Project description:Recent genetic studies have shown that potassium voltage-gated channel, KQT-like subfamily, member1 (KCNQ1) gene is related to gestational diabetes mellitus (GDM). However, studies for the rs2237892 polymorphism in KCNQ1 and GDM remain conflicting in Asians. Furthermore, associations of this polymorphism with glucose levels during oral glucose tolerance test (OGTT) have not been described in Chinese pregnant women. The present study aimed to provide evidence for the associations of rs2237892 in KCNQ1 with GDM and glucose levels, and to systematically evaluate the effect of rs2237892 on GDM in Asians.A case-control study on 562 women with GDM and 453 controls was conducted in Beijing, China. The association of rs2237892 with risk of GDM was analyzed using logistic regression. The associations with quantitative glucose levels were assessed using linear regression models.
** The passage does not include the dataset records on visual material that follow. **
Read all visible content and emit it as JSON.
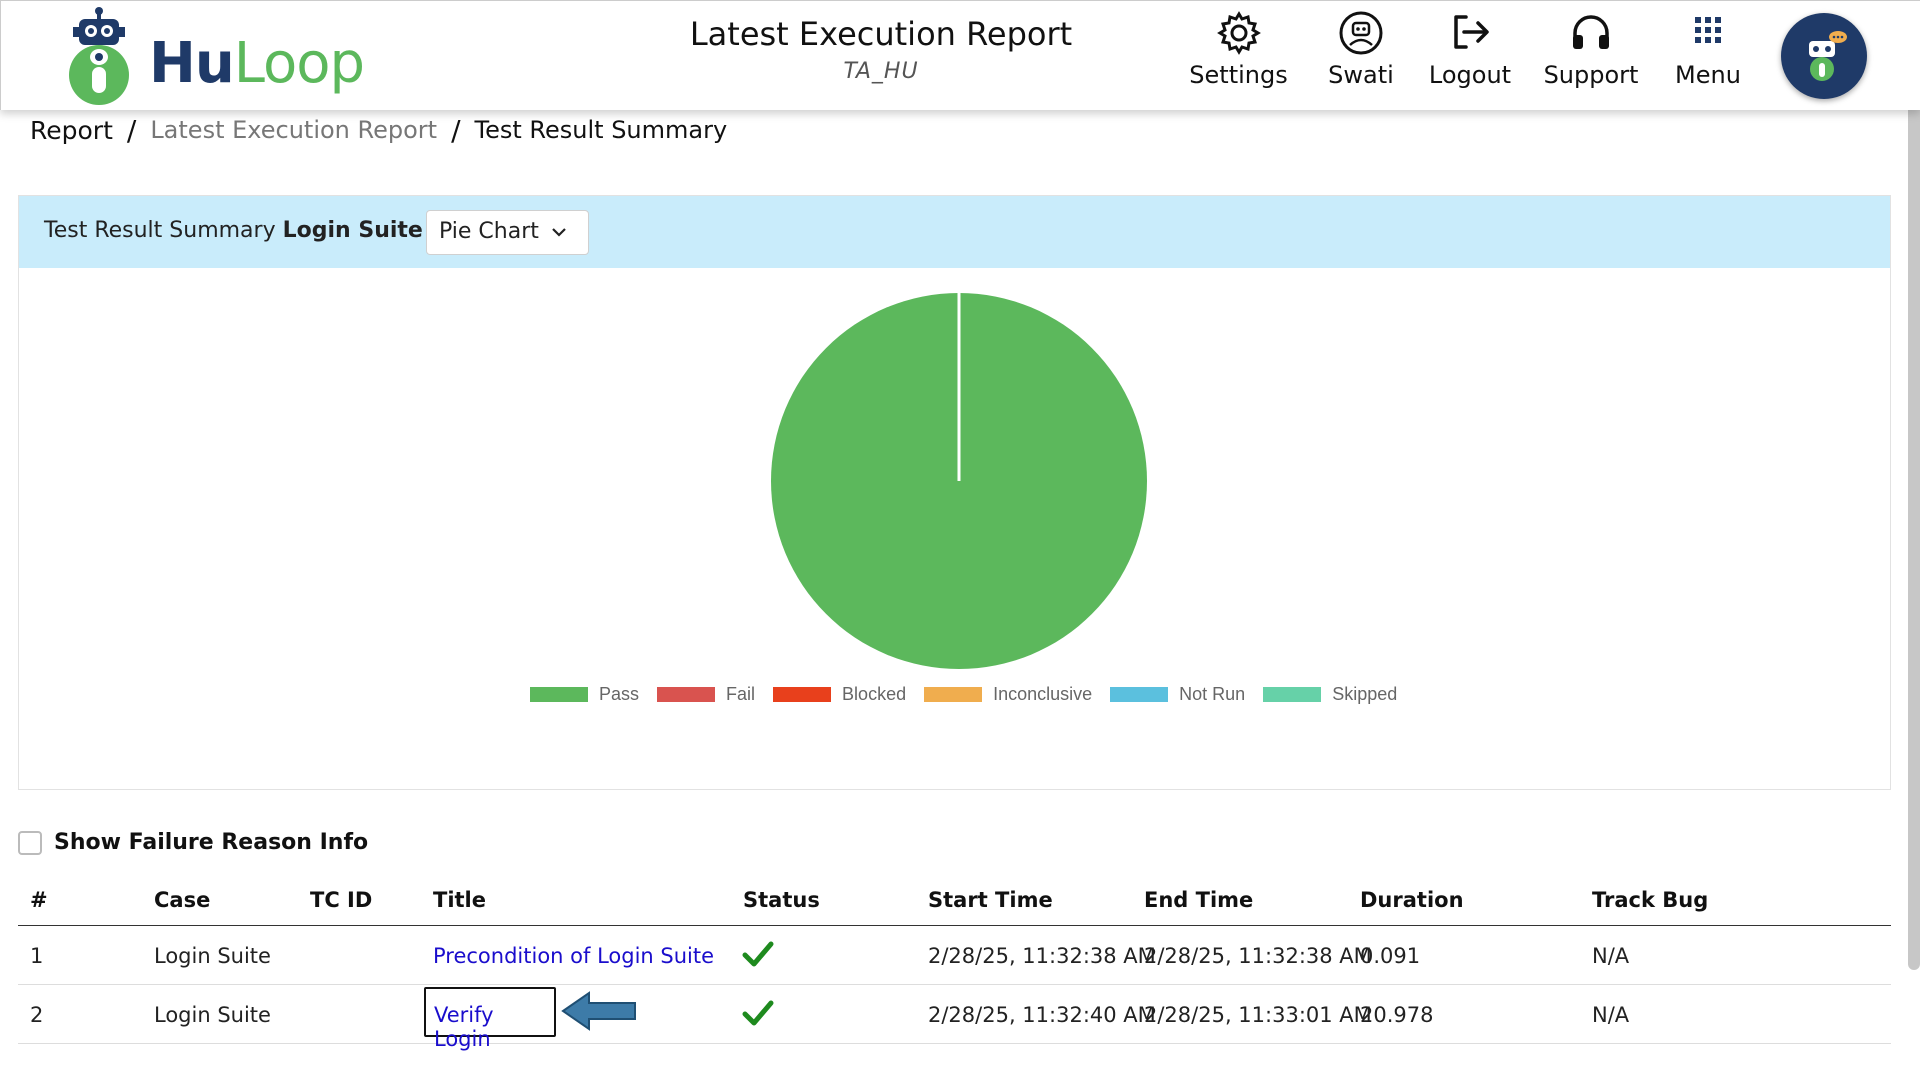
{
  "header": {
    "logo_text_hu": "Hu",
    "logo_text_loop": "Loop",
    "title": "Latest Execution Report",
    "subtitle": "TA_HU",
    "nav": [
      {
        "label": "Settings",
        "icon": "gear-icon"
      },
      {
        "label": "Swati",
        "icon": "user-robot-icon"
      },
      {
        "label": "Logout",
        "icon": "logout-icon"
      },
      {
        "label": "Support",
        "icon": "headset-icon"
      },
      {
        "label": "Menu",
        "icon": "grid-icon"
      }
    ]
  },
  "breadcrumb": {
    "root": "Report",
    "sep": "/",
    "middle": "Latest Execution Report",
    "current": "Test Result Summary"
  },
  "summary": {
    "title_prefix": "Test Result Summary",
    "suite_name": "Login Suite",
    "chart_type_selected": "Pie Chart"
  },
  "chart_data": {
    "type": "pie",
    "labels": [
      "Pass",
      "Fail",
      "Blocked",
      "Inconclusive",
      "Not Run",
      "Skipped"
    ],
    "values": [
      2,
      0,
      0,
      0,
      0,
      0
    ],
    "colors": [
      "#5cb85c",
      "#d9534f",
      "#e8401c",
      "#f0ad4e",
      "#5bc0de",
      "#66d1a8"
    ],
    "legend": "bottom"
  },
  "failure_toggle": {
    "label": "Show Failure Reason Info",
    "checked": false
  },
  "table": {
    "columns": [
      "#",
      "Case",
      "TC ID",
      "Title",
      "Status",
      "Start Time",
      "End Time",
      "Duration",
      "Track Bug"
    ],
    "rows": [
      {
        "num": "1",
        "case": "Login Suite",
        "tcid": "",
        "title": "Precondition of Login Suite",
        "status": "pass",
        "start": "2/28/25, 11:32:38 AM",
        "end": "2/28/25, 11:32:38 AM",
        "duration": "0.091",
        "bug": "N/A"
      },
      {
        "num": "2",
        "case": "Login Suite",
        "tcid": "",
        "title": "Verify Login",
        "status": "pass",
        "start": "2/28/25, 11:32:40 AM",
        "end": "2/28/25, 11:33:01 AM",
        "duration": "20.978",
        "bug": "N/A"
      }
    ]
  },
  "colors": {
    "brand_navy": "#1f3a68",
    "brand_green": "#5cb85c",
    "panel_header": "#c9ecfb",
    "link": "#1a0dcc",
    "status_pass": "#1e8a1e",
    "arrow": "#3d7ba8"
  }
}
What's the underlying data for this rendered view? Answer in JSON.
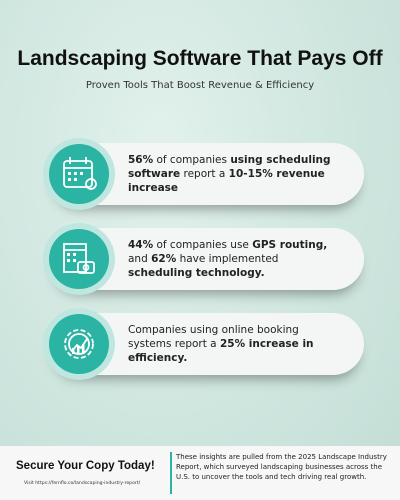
{
  "header": {
    "title": "Landscaping Software That Pays Off",
    "subtitle": "Proven Tools That Boost Revenue & Efficiency"
  },
  "cards": [
    {
      "parts": [
        {
          "text": "56%",
          "bold": true
        },
        {
          "text": " of companies ",
          "bold": false
        },
        {
          "text": "using scheduling software",
          "bold": true
        },
        {
          "text": " report a ",
          "bold": false
        },
        {
          "text": "10-15% revenue increase",
          "bold": true
        }
      ]
    },
    {
      "parts": [
        {
          "text": "44%",
          "bold": true
        },
        {
          "text": " of companies use ",
          "bold": false
        },
        {
          "text": "GPS routing,",
          "bold": true
        },
        {
          "text": " and ",
          "bold": false
        },
        {
          "text": "62%",
          "bold": true
        },
        {
          "text": " have implemented ",
          "bold": false
        },
        {
          "text": "scheduling technology.",
          "bold": true
        }
      ]
    },
    {
      "parts": [
        {
          "text": "Companies using online booking systems report a ",
          "bold": false
        },
        {
          "text": "25% increase in efficiency.",
          "bold": true
        }
      ]
    }
  ],
  "footer": {
    "cta": "Secure Your Copy Today!",
    "url": "Visit https://fernflo.co/landscaping-industry-report/",
    "note": "These insights are pulled from the 2025 Landscape Industry Report, which surveyed landscaping businesses across the U.S. to uncover the tools and tech driving real growth."
  }
}
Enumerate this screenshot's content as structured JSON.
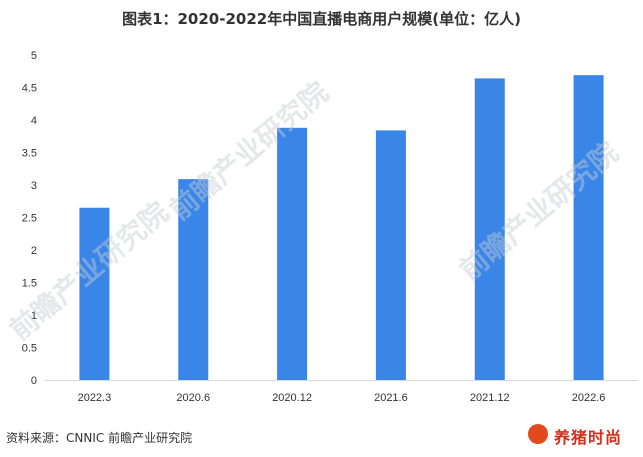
{
  "title": "图表1：2020-2022年中国直播电商用户规模(单位：亿人)",
  "source": "资料来源：CNNIC 前瞻产业研究院",
  "watermark": "前瞻产业研究院",
  "logo_text": "养猪时尚",
  "colors": {
    "bar": "#3a86e8",
    "axis": "#d9d9d9",
    "text": "#333333"
  },
  "chart_data": {
    "type": "bar",
    "title": "图表1：2020-2022年中国直播电商用户规模(单位：亿人)",
    "categories": [
      "2022.3",
      "2020.6",
      "2020.12",
      "2021.6",
      "2021.12",
      "2022.6"
    ],
    "values": [
      2.65,
      3.09,
      3.88,
      3.84,
      4.64,
      4.69
    ],
    "ylim": [
      0,
      5
    ],
    "yticks": [
      "0",
      "0.5",
      "1",
      "1.5",
      "2",
      "2.5",
      "3",
      "3.5",
      "4",
      "4.5",
      "5"
    ],
    "xlabel": "",
    "ylabel": "",
    "grid": false,
    "legend": "none"
  }
}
A meta-analysis including the present case-control study and four previously published reports in Asians was conducted.The rs2237892 polymorphism in KCNQ1 was associated with GDM (OR (95%CI) =1.99(1.26-3.15)). Additionally, the polymorphism was associated with levels of 1h and 2h glucose during OGTT. The pre-pregnancy BMI, age and genotypes of KCNQ1 polymorphism were independent risk factors of GDM. Subsequently, we performed a meta-analysis in Asians. In total, C-allele carriers of rs2237892 polymorphism had a 50% higher risk for GDM (OR (95%CI) =1.50(1.15-1.78)).The study demonstrated for the first time that the KCNQ1 rs2237892 polymorphism was associated with GDM and glucose levels in Chinese women. The study provides systematic evidence for the association between this polymorphism and GDM in Asians.